A few months back I wrote a post call Data Archiving Method where I talked about which media I chose to backup my scanned photo and negative archives. I also mentioned the labeling method I chose to keep track of each photo. I haven’t wrote much about archive since then so I decided to provide more information for those that are archiving.

In this post I will elaborate on the organizing and photo properties that I have chosen for the archives.

Archive File Properties

There is always talk on forums and Web sites on what resolution to scan originals (both photos and negatives) in order to archive them in a digital format. There really doesn’t seem to be one preferred method to choose, so I came up with my own that I will use. It may not be the best method, or the one you prefer, but it works for me.

Photographs (Colour/Black and White)

  • Scanning Resolution: 600 dpi
  • Colour: 48 bit
  • File format: TIFF
  • File name:
    • pcnnnnnn.tif (colour)
    • pbnnnnnn.tif (black and white)

A few notes about the above specifications. The first is the 600 dpi. For the most part 300 dpi is all that is needed to get a good photograph, but I decided to double that value in case I would like to enlarge the photograph in the future. Disk space is not a concern for my so I don’t mind the large image. You will also notice that I scan the photograph in at 48 bits. I do all my scanning at that bit depth because I like the extra overhead for editing.

Film and Slides

  • Scanning Resolution: 3600 dpi
  • Colour: 48 bit
  • File format: TIFF
  • File name:
    • fcnnnnnn.tif (film – colour)
    • fbnnnnnn.tif (film – black & white)
    • scnnnnnn.tif (slide – colour)
    • sbnnnnnn.tif (slide – black & white)

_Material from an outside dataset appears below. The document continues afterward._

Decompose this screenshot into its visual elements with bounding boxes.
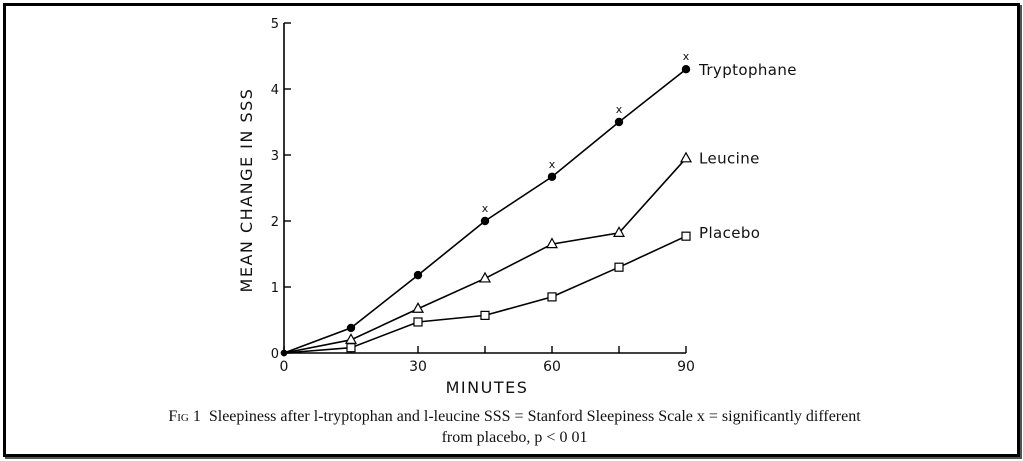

My concern when scanning negatives and slides is the size of the image. At such a high resolution and bit depth the image file was over 100 MB. I chose 3600 dpi since it was a nice compromise between size and quality. This produces a very large image anyway so I’m not really sacrificing anything.

Digital Photos

For photos taken with a digital camera I leave everything as is, even the file name.

File Naming Conventions

As you can see the file name is representative of the type of scan. I came up with a simple, and yet effective method of naming each image file. Each file is exactly 8 characters long with the first two characters providing a description of the original image source. The “nnnnnn” in each file represents a number that I increment by one each time: 000001 to 999999. I can have several images with the same number, just as long as they are stored on different media and categories.

The two letters are defined below.

First Character

  • D – Digital source
  • P – Photo
  • F – Film
  • S – Slide
  • V – Video

Second Character

  • C – Colour
  • B – Black and White
  • I – CD/DVD Image (ISO file)
  • M – Raw movie file (avi)

As you can see from the above naming conventions I also have some specified for videos. I am also archiving family videos, so I created naming conventions for those as well.


To make my task of creating and organizing my archives, I have created both scanning standards and naming conventions for my digital archives. These are by no means standards by which to use when creating your digital archives, but they may help to create your own. If you have created your own standards, I would be interested to hear what they are.